Monday 31 December 2012

Upgrading to Windows 8 - Part 2

Since my first attempt, I've heard from couple of people, that they've successfully upgraded their machines to the Windows 8, so I tried to do this again. Now, in late December, upgrade assistant finally accepted my billing information and I was good to go.

First problem I faced was lack of disk space on my laptop's drive. Somehow Vista had managed to take up about 40 GB of space and I was unable to free up the required 16 GB to do the smooth upgrade.

Since there was nothing valuable on this drive, I burned Windows 8 installation DVD and allowed it to format it. All and all installation took me one evening, mostly because I was doing some other things in parallel on the stationary PC.
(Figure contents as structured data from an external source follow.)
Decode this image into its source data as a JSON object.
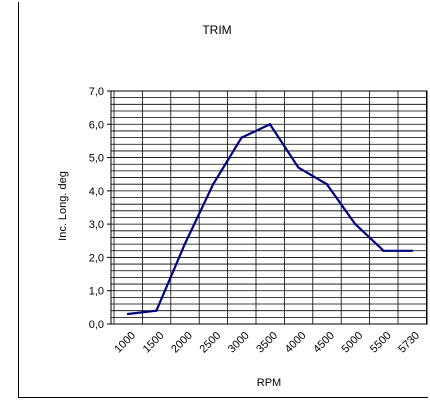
{
  "chart_data": {
    "type": "line",
    "title": "TRIM",
    "xlabel": "RPM",
    "ylabel": "Inc. Long. deg",
    "categories": [
      "1000",
      "1500",
      "2000",
      "2500",
      "3000",
      "3500",
      "4000",
      "4500",
      "5000",
      "5500",
      "5730"
    ],
    "series": [
      {
        "values": [
          0.3,
          0.4,
          2.4,
          4.2,
          5.6,
          6.0,
          4.7,
          4.2,
          3.0,
          2.2,
          2.2
        ],
        "color": "#000080"
      }
    ],
    "ylim": [
      0,
      7
    ],
    "yticks": [
      "0,0",
      "1,0",
      "2,0",
      "3,0",
      "4,0",
      "5,0",
      "6,0",
      "7,0"
    ],
    "grid": true,
    "legend": "none"
  }
}
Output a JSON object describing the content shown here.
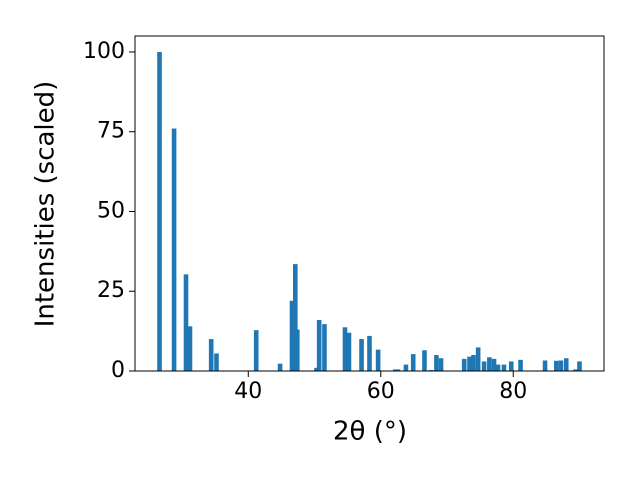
{
  "chart_data": {
    "type": "bar",
    "xlabel": "2θ (°)",
    "ylabel": "Intensities (scaled)",
    "x": [
      26.6,
      28.8,
      30.6,
      31.2,
      34.4,
      35.2,
      41.2,
      44.8,
      46.6,
      47.1,
      47.4,
      50.3,
      50.7,
      51.5,
      54.6,
      55.2,
      57.1,
      58.3,
      59.6,
      62.2,
      62.6,
      63.8,
      64.9,
      66.6,
      67.6,
      68.4,
      69.1,
      72.6,
      73.4,
      74.0,
      74.7,
      75.6,
      76.4,
      77.1,
      77.7,
      78.6,
      79.7,
      81.1,
      84.8,
      86.5,
      87.2,
      88.0,
      89.4,
      90.0
    ],
    "values": [
      100,
      76,
      30.3,
      14,
      10,
      5.5,
      12.8,
      2.3,
      22,
      33.5,
      13,
      1,
      16,
      14.7,
      13.7,
      12,
      10,
      11,
      6.7,
      0.5,
      0.5,
      2,
      5.3,
      6.5,
      0.3,
      5,
      4,
      3.8,
      4.5,
      5,
      7.4,
      3,
      4.3,
      3.8,
      2,
      2,
      3,
      3.5,
      3.3,
      3.2,
      3.3,
      4,
      0.5,
      3
    ],
    "color": "#1f77b4",
    "xlim": [
      22.9,
      93.7
    ],
    "xticks": [
      40,
      60,
      80
    ],
    "ylim": [
      0,
      105
    ],
    "yticks": [
      0,
      25,
      50,
      75,
      100
    ],
    "grid": false
  }
}
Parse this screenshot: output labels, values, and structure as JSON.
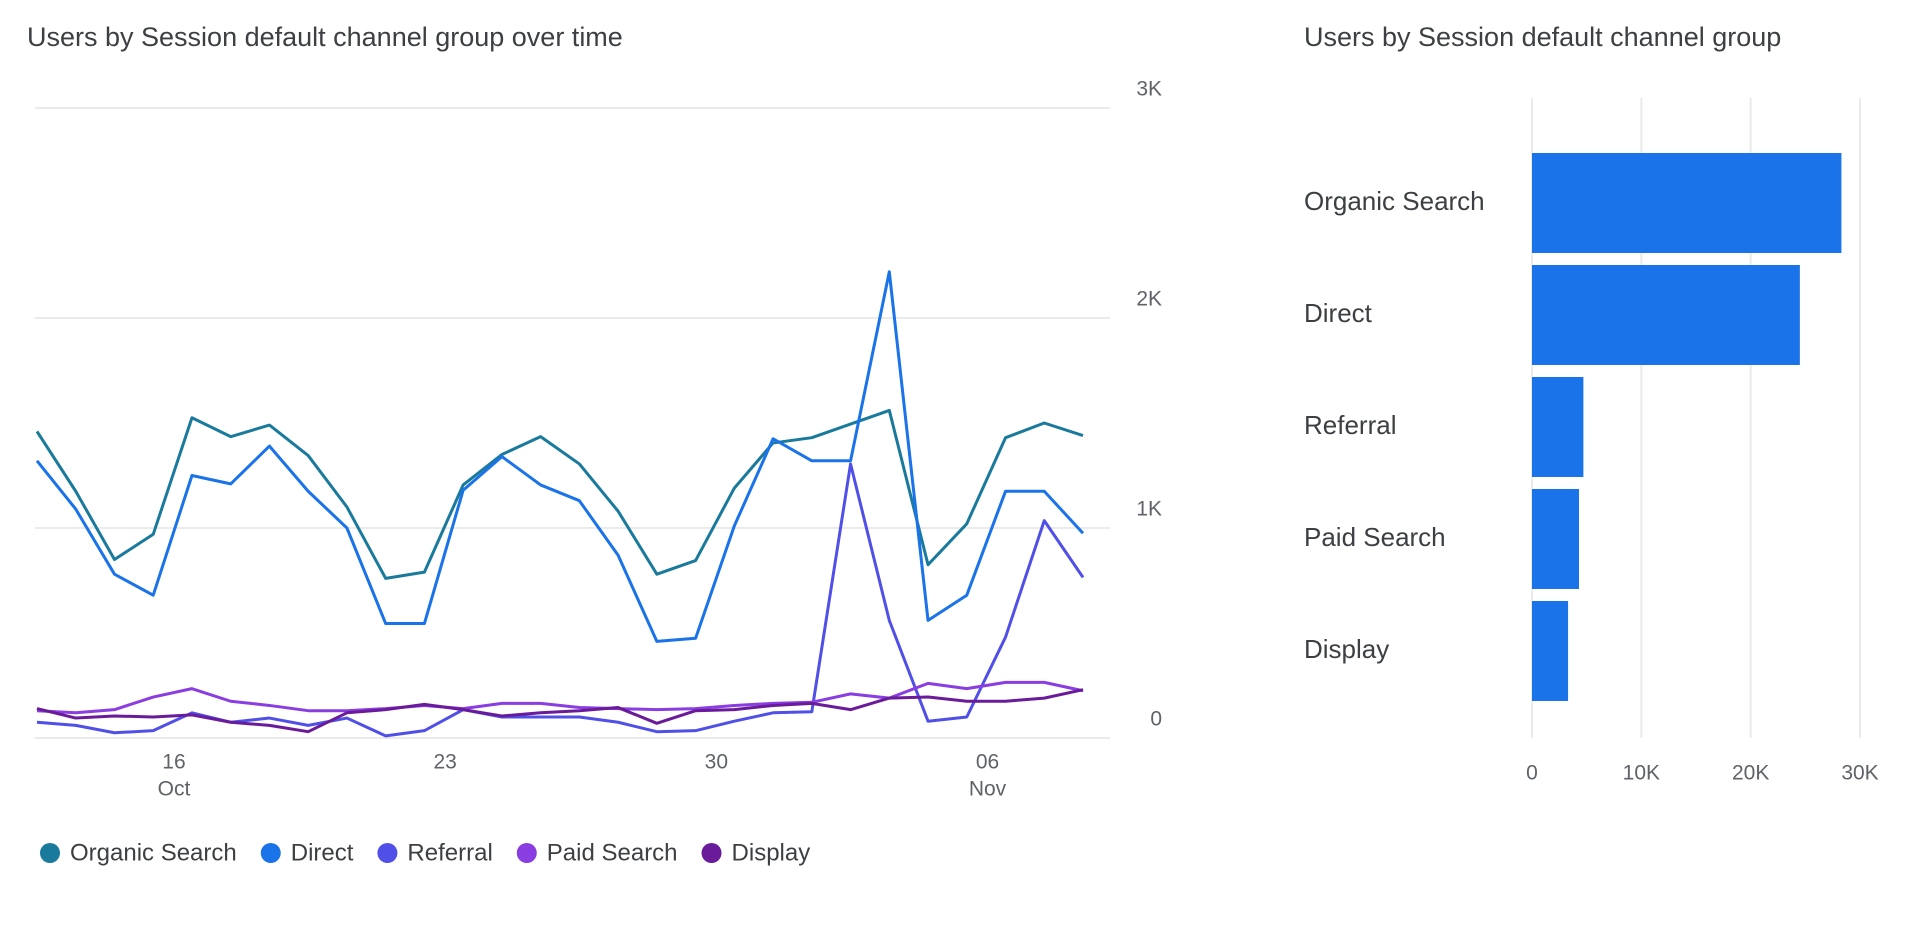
{
  "chart_data": [
    {
      "type": "line",
      "title": "Users by Session default channel group over time",
      "categories": [
        null,
        null,
        null,
        null,
        "16",
        null,
        null,
        null,
        null,
        null,
        null,
        "23",
        null,
        null,
        null,
        null,
        null,
        null,
        "30",
        null,
        null,
        null,
        null,
        null,
        null,
        "06",
        null,
        null
      ],
      "category_months": [
        null,
        null,
        null,
        null,
        "Oct",
        null,
        null,
        null,
        null,
        null,
        null,
        null,
        null,
        null,
        null,
        null,
        null,
        null,
        null,
        null,
        null,
        null,
        null,
        null,
        null,
        "Nov",
        null,
        null
      ],
      "ylim": [
        0,
        3000
      ],
      "yticks": [
        0,
        {
          "value": 1000,
          "label": "1K"
        },
        {
          "value": 2000,
          "label": "2K"
        },
        {
          "value": 3000,
          "label": "3K"
        }
      ],
      "grid": true,
      "series": [
        {
          "name": "Organic Search",
          "color": "#1a7a9c",
          "values": [
            1460,
            1175,
            850,
            970,
            1525,
            1435,
            1490,
            1345,
            1100,
            760,
            790,
            1205,
            1350,
            1435,
            1305,
            1080,
            780,
            845,
            1190,
            1405,
            1430,
            1495,
            1560,
            825,
            1020,
            1430,
            1500,
            1440
          ]
        },
        {
          "name": "Direct",
          "color": "#1a73e8",
          "values": [
            1320,
            1090,
            780,
            680,
            1250,
            1210,
            1390,
            1175,
            1000,
            545,
            545,
            1180,
            1340,
            1205,
            1130,
            870,
            460,
            475,
            1010,
            1425,
            1320,
            1320,
            2220,
            560,
            680,
            1175,
            1175,
            975
          ]
        },
        {
          "name": "Referral",
          "color": "#5050e8",
          "values": [
            75,
            60,
            25,
            35,
            120,
            75,
            95,
            60,
            95,
            10,
            35,
            135,
            100,
            100,
            100,
            75,
            30,
            35,
            80,
            120,
            125,
            1305,
            560,
            80,
            100,
            480,
            1035,
            765
          ]
        },
        {
          "name": "Paid Search",
          "color": "#8a3de0",
          "values": [
            130,
            120,
            135,
            195,
            235,
            175,
            155,
            130,
            130,
            140,
            155,
            140,
            165,
            165,
            145,
            140,
            135,
            140,
            155,
            165,
            170,
            210,
            190,
            260,
            235,
            265,
            265,
            225
          ]
        },
        {
          "name": "Display",
          "color": "#6a1b9a",
          "values": [
            140,
            95,
            105,
            100,
            110,
            75,
            60,
            30,
            120,
            135,
            160,
            135,
            105,
            120,
            130,
            145,
            70,
            130,
            135,
            155,
            165,
            135,
            190,
            195,
            175,
            175,
            190,
            230
          ]
        }
      ]
    },
    {
      "type": "hbar",
      "title": "Users by Session default channel group",
      "categories": [
        "Organic Search",
        "Direct",
        "Referral",
        "Paid Search",
        "Display"
      ],
      "values": [
        28300,
        24500,
        4700,
        4300,
        3300
      ],
      "color": "#1a73e8",
      "xlim": [
        0,
        30000
      ],
      "xticks": [
        0,
        {
          "value": 10000,
          "label": "10K"
        },
        {
          "value": 20000,
          "label": "20K"
        },
        {
          "value": 30000,
          "label": "30K"
        }
      ],
      "grid": true
    }
  ]
}
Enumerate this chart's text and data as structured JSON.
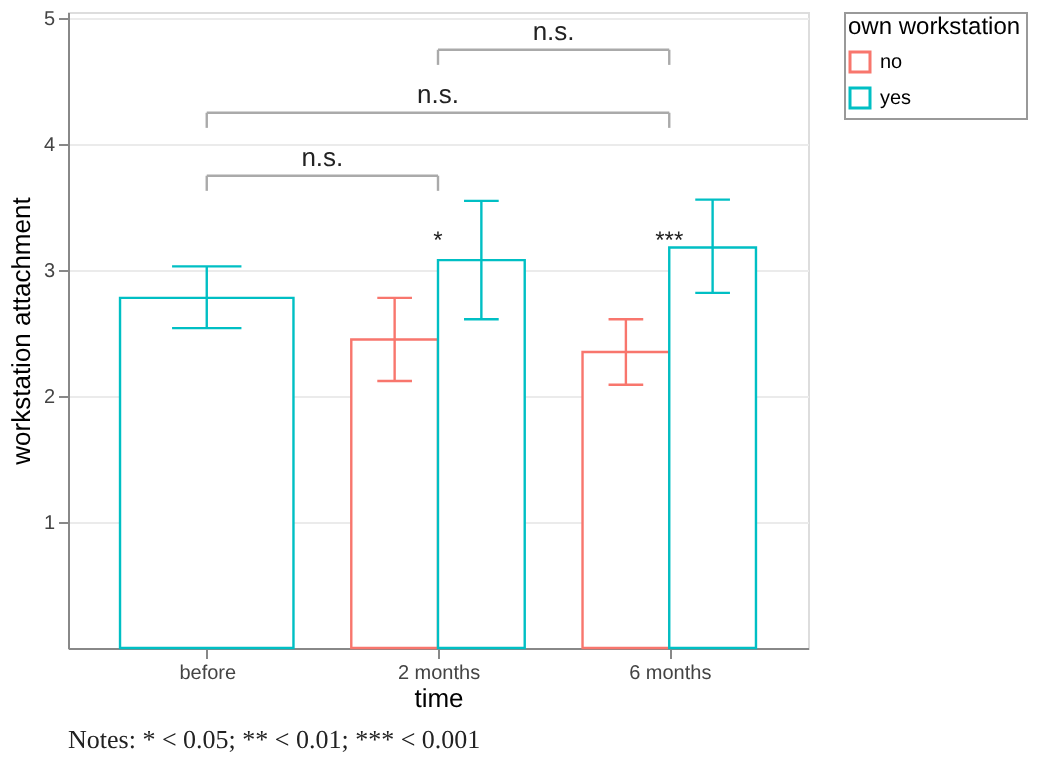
{
  "chart_data": {
    "type": "bar",
    "categories": [
      "before",
      "2 months",
      "6 months"
    ],
    "series": [
      {
        "name": "no",
        "color": "#f8766d",
        "values": [
          null,
          2.45,
          2.35
        ],
        "errors": [
          null,
          [
            2.12,
            2.78
          ],
          [
            2.09,
            2.61
          ]
        ]
      },
      {
        "name": "yes",
        "color": "#00bfc4",
        "values": [
          2.78,
          3.08,
          3.18
        ],
        "errors": [
          [
            2.54,
            3.03
          ],
          [
            2.61,
            3.55
          ],
          [
            2.82,
            3.56
          ]
        ]
      }
    ],
    "xlabel": "time",
    "ylabel": "workstation attachment",
    "legend_title": "own workstation",
    "ylim": [
      0,
      5.05
    ],
    "yticks": [
      1,
      2,
      3,
      4,
      5
    ],
    "grid": "y",
    "legend": "right",
    "annotations": [
      "n.s.",
      "n.s.",
      "n.s.",
      "*",
      "***",
      "Notes: * < 0.05; ** < 0.01; *** < 0.001"
    ]
  }
}
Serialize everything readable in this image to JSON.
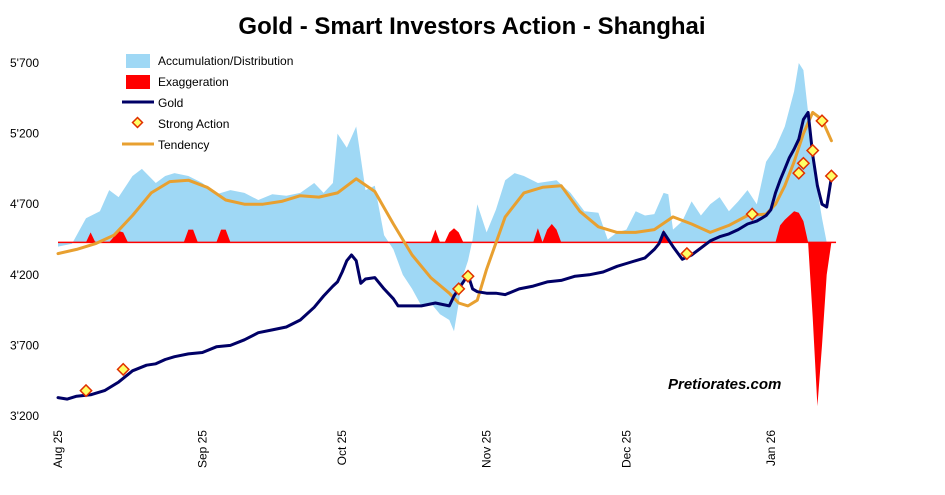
{
  "chart_data": {
    "type": "line",
    "title": "Gold - Smart Investors Action - Shanghai",
    "watermark": "Pretiorates.com",
    "y_ticks": [
      "5'700",
      "5'200",
      "4'700",
      "4'200",
      "3'700",
      "3'200"
    ],
    "y_tick_values": [
      5700,
      5200,
      4700,
      4200,
      3700,
      3200
    ],
    "ylim": [
      3200,
      5700
    ],
    "x_ticks": [
      "Aug 25",
      "Sep 25",
      "Oct 25",
      "Nov 25",
      "Dec 25",
      "Jan 26"
    ],
    "x_tick_positions": [
      0,
      31,
      61,
      92,
      122,
      153
    ],
    "xlim": [
      0,
      170
    ],
    "baseline": 4430,
    "legend": [
      {
        "label": "Accumulation/Distribution",
        "type": "area",
        "color": "#9fd8f5"
      },
      {
        "label": "Exaggeration",
        "type": "area",
        "color": "#ff0000"
      },
      {
        "label": "Gold",
        "type": "line",
        "color": "#000066"
      },
      {
        "label": "Strong Action",
        "type": "marker",
        "color": "#ffff66",
        "stroke": "#e03000"
      },
      {
        "label": "Tendency",
        "type": "line",
        "color": "#e8a030"
      }
    ],
    "colors": {
      "accumulation": "#9fd8f5",
      "exaggeration": "#ff0000",
      "gold": "#000066",
      "tendency": "#e8a030",
      "baseline": "#ff0000",
      "marker_fill": "#ffff66",
      "marker_stroke": "#e03000"
    },
    "series": [
      {
        "name": "Gold",
        "x": [
          0,
          2,
          4,
          7,
          10,
          13,
          16,
          19,
          21,
          23,
          25,
          28,
          31,
          34,
          37,
          40,
          43,
          46,
          49,
          52,
          55,
          57,
          59,
          60,
          61,
          62,
          63,
          64,
          65,
          66,
          68,
          70,
          72,
          73,
          75,
          78,
          81,
          84,
          85,
          86,
          87,
          88,
          89,
          90,
          92,
          94,
          96,
          99,
          102,
          105,
          108,
          111,
          114,
          117,
          120,
          122,
          124,
          126,
          128,
          129,
          130,
          132,
          134,
          136,
          138,
          140,
          142,
          144,
          146,
          148,
          150,
          151,
          152,
          153,
          154,
          155,
          156,
          157,
          158,
          159,
          160,
          161,
          162,
          163,
          164,
          165,
          166
        ],
        "values": [
          3330,
          3320,
          3340,
          3350,
          3380,
          3440,
          3520,
          3560,
          3570,
          3600,
          3620,
          3640,
          3650,
          3690,
          3700,
          3740,
          3790,
          3810,
          3830,
          3880,
          3970,
          4050,
          4120,
          4150,
          4220,
          4300,
          4340,
          4300,
          4140,
          4170,
          4180,
          4100,
          4030,
          3980,
          3980,
          3980,
          4000,
          3980,
          4050,
          4100,
          4150,
          4200,
          4100,
          4080,
          4070,
          4070,
          4060,
          4100,
          4120,
          4150,
          4160,
          4190,
          4200,
          4220,
          4260,
          4280,
          4300,
          4320,
          4380,
          4420,
          4500,
          4400,
          4310,
          4340,
          4390,
          4440,
          4470,
          4490,
          4520,
          4560,
          4580,
          4600,
          4620,
          4660,
          4780,
          4870,
          4950,
          5030,
          5090,
          5160,
          5300,
          5350,
          5050,
          4830,
          4700,
          4680,
          4890
        ]
      },
      {
        "name": "Tendency",
        "x": [
          0,
          4,
          8,
          12,
          16,
          20,
          24,
          28,
          32,
          36,
          40,
          44,
          48,
          52,
          56,
          60,
          64,
          68,
          72,
          76,
          80,
          84,
          86,
          88,
          90,
          92,
          96,
          100,
          104,
          108,
          112,
          116,
          120,
          124,
          128,
          132,
          136,
          140,
          144,
          148,
          152,
          154,
          156,
          158,
          160,
          162,
          164,
          166
        ],
        "values": [
          4350,
          4380,
          4420,
          4480,
          4620,
          4780,
          4860,
          4870,
          4820,
          4730,
          4700,
          4700,
          4720,
          4760,
          4750,
          4780,
          4880,
          4790,
          4560,
          4340,
          4180,
          4070,
          4000,
          3980,
          4020,
          4240,
          4610,
          4780,
          4820,
          4830,
          4650,
          4540,
          4500,
          4500,
          4520,
          4610,
          4560,
          4500,
          4550,
          4620,
          4630,
          4700,
          4830,
          5000,
          5200,
          5350,
          5300,
          5150
        ]
      },
      {
        "name": "Accumulation/Distribution",
        "x": [
          0,
          3,
          6,
          9,
          11,
          13,
          16,
          18,
          21,
          23,
          25,
          28,
          31,
          34,
          37,
          40,
          43,
          46,
          49,
          52,
          55,
          57,
          59,
          60,
          62,
          64,
          66,
          68,
          70,
          72,
          74,
          76,
          78,
          80,
          82,
          84,
          85,
          86,
          87,
          88,
          89,
          90,
          92,
          94,
          96,
          98,
          100,
          103,
          105,
          107,
          110,
          113,
          116,
          118,
          120,
          122,
          124,
          126,
          128,
          130,
          131,
          132,
          134,
          136,
          138,
          140,
          142,
          144,
          146,
          148,
          150,
          152,
          154,
          156,
          158,
          159,
          160,
          161,
          162,
          163,
          164,
          165,
          166
        ],
        "values": [
          4400,
          4420,
          4600,
          4650,
          4800,
          4750,
          4900,
          4950,
          4850,
          4900,
          4920,
          4900,
          4850,
          4770,
          4800,
          4780,
          4730,
          4770,
          4760,
          4780,
          4850,
          4780,
          4850,
          5200,
          5100,
          5250,
          4800,
          4830,
          4480,
          4380,
          4200,
          4100,
          3980,
          4000,
          3920,
          3880,
          3800,
          4000,
          4200,
          4300,
          4450,
          4700,
          4500,
          4660,
          4870,
          4920,
          4900,
          4850,
          4860,
          4870,
          4780,
          4650,
          4640,
          4450,
          4500,
          4520,
          4650,
          4620,
          4630,
          4780,
          4770,
          4520,
          4580,
          4720,
          4620,
          4700,
          4750,
          4650,
          4720,
          4800,
          4700,
          5000,
          5100,
          5250,
          5500,
          5700,
          5650,
          5350,
          5000,
          4800,
          4600,
          4430,
          4430
        ]
      },
      {
        "name": "Exaggeration",
        "x": [
          0,
          6,
          7,
          8,
          9,
          11,
          12,
          13,
          14,
          15,
          27,
          28,
          29,
          30,
          34,
          35,
          36,
          37,
          80,
          81,
          82,
          83,
          84,
          85,
          86,
          87,
          102,
          103,
          104,
          105,
          106,
          107,
          108,
          129,
          130,
          131,
          154,
          155,
          156,
          157,
          158,
          159,
          160,
          161,
          162,
          163,
          164,
          165,
          166
        ],
        "values": [
          4430,
          4430,
          4500,
          4430,
          4430,
          4430,
          4470,
          4510,
          4500,
          4430,
          4430,
          4520,
          4520,
          4430,
          4430,
          4520,
          4520,
          4430,
          4430,
          4520,
          4430,
          4430,
          4500,
          4530,
          4500,
          4430,
          4430,
          4530,
          4430,
          4520,
          4560,
          4520,
          4430,
          4430,
          4520,
          4430,
          4430,
          4550,
          4590,
          4620,
          4650,
          4640,
          4580,
          4430,
          3900,
          3270,
          3700,
          4200,
          4430
        ]
      },
      {
        "name": "Strong Action",
        "type": "scatter",
        "x": [
          6,
          14,
          86,
          88,
          135,
          149,
          159,
          160,
          162,
          164,
          166
        ],
        "values": [
          3380,
          3530,
          4100,
          4190,
          4350,
          4630,
          4920,
          4990,
          5080,
          5290,
          4900
        ]
      }
    ]
  }
}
Freshly installed Windows 8 took a lot less space - about 16GB and worked nicely out-of-box. All the hardware was recognized right away, no special Think Pad drivers required. Almost nicely. DPC latency checker showed that, unfortunately, it doesn't work well enough for my external sound card to be used. Response times were much slower than before, occasionally throwing huge spikes up to 2000 micro seconds long. I believe, installing proper video and wi-fi drivers should help, though.

Overall Windows 8 appears to be pretty good and stable operating system, however it's GUI is a whole different story. I've heard many times from designers, that "simplicity is the key" and "nobody needs these fancy bling-bling features", but com-on! Even my telephone nowadays has 16M colors. Why the hell would they fall back to monochrome, cubic UI? It look's almost like from the early 90-ies.

And those large labels look really weird on high-resolution monitors. For example, PC Settings page having  12 large menu items spread across the screen and a scrollbar for accessing 13th? Crazy!

It appears nowadays all designers are purposely ignoring proven and long-established usability principles just to be modern, and Microsoft is no exception. Even their new logo looks like something that a 10-year-old would mock up in Paint-brush. For me, compared to Windows 7 - it's a huge step back, but apparently many people would disagree.

Resume: I'll be pleased with Windows 8 running on my laptop instead of Vista, if I'll manage to fix the DPC latency problem, but I won't be upgrading my stationary PC's Windows 7 yet, that's for sure.